Torah - A Fundamental Interaction
It has often been pointed out that when the Septuagint translated Torah into Nomos, a process was set into motion whose harmful effects are still with us. The Torah cannot be separated from God’s interaction with the people of Israel. It is this interaction which is fundamental and in the context of which everything else must be seen. It is significant that the giving of the Torah is not the opening act of God’s relationship with Israel. It is God’s command to Abraham to leave his native land and to embark on a journey to an unspecified destination (Gen 12:1) that is the beginning of Jewish history. Many events transpire between the initial election of the Jewish people in Abraham and the giving of the Torah on Sinai. Most important, the exodus from Egypt is an act of divine salvation which obligates the Jewish people to accept God’s commandments.
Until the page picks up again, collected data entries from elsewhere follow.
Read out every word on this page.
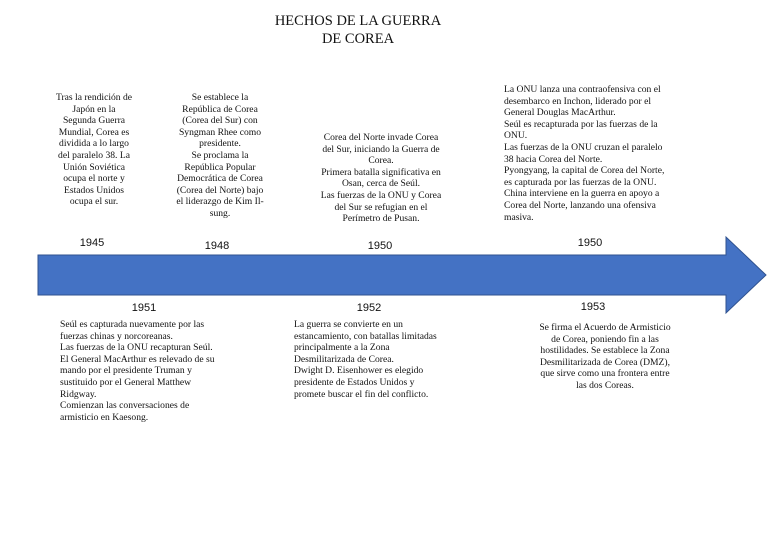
HECHOS DE LA GUERRA
DE COREA
Tras la rendición de
Japón en la
Segunda Guerra
Mundial, Corea es
dividida a lo largo
del paralelo 38. La
Unión Soviética
ocupa el norte y
Estados Unidos
ocupa el sur.
1945
Se establece la
República de Corea
(Corea del Sur) con
Syngman Rhee como
presidente.
Se proclama la
República Popular
Democrática de Corea
(Corea del Norte) bajo
el liderazgo de Kim Il-
sung.
1948
Corea del Norte invade Corea
del Sur, iniciando la Guerra de
Corea.
Primera batalla significativa en
Osan, cerca de Seúl.
Las fuerzas de la ONU y Corea
del Sur se refugian en el
Perímetro de Pusan.
1950
La ONU lanza una contraofensiva con el
desembarco en Inchon, liderado por el
General Douglas MacArthur.
Seúl es recapturada por las fuerzas de la
ONU.
Las fuerzas de la ONU cruzan el paralelo
38 hacia Corea del Norte.
Pyongyang, la capital de Corea del Norte,
es capturada por las fuerzas de la ONU.
China interviene en la guerra en apoyo a
Corea del Norte, lanzando una ofensiva
masiva.
1950
1951
Seúl es capturada nuevamente por las
fuerzas chinas y norcoreanas.
Las fuerzas de la ONU recapturan Seúl.
El General MacArthur es relevado de su
mando por el presidente Truman y
sustituido por el General Matthew
Ridgway.
Comienzan las conversaciones de
armisticio en Kaesong.
1952
La guerra se convierte en un
estancamiento, con batallas limitadas
principalmente a la Zona
Desmilitarizada de Corea.
Dwight D. Eisenhower es elegido
presidente de Estados Unidos y
promete buscar el fin del conflicto.
1953
Se firma el Acuerdo de Armisticio
de Corea, poniendo fin a las
hostilidades. Se establece la Zona
Desmilitarizada de Corea (DMZ),
que sirve como una frontera entre
las dos Coreas.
This is the crux of the covenant: there is a mutual relationship between God and Israel so that there is an exchange of benefits and obligations. The Torah is not a law that obligates the people in some juridical sense rooted in the binding character of law as such, but it is an element in Israel’s relationship with the God who chose it and conferred upon it the gift of the Torah. Any tendency toward an autonomy of the Torah, toward any interpretation that weakens the Torah as an expression of God’s sovereign will, is therefore a false understanding of Torah. But this is precisely what the translation of Torah as Nomos tends to do.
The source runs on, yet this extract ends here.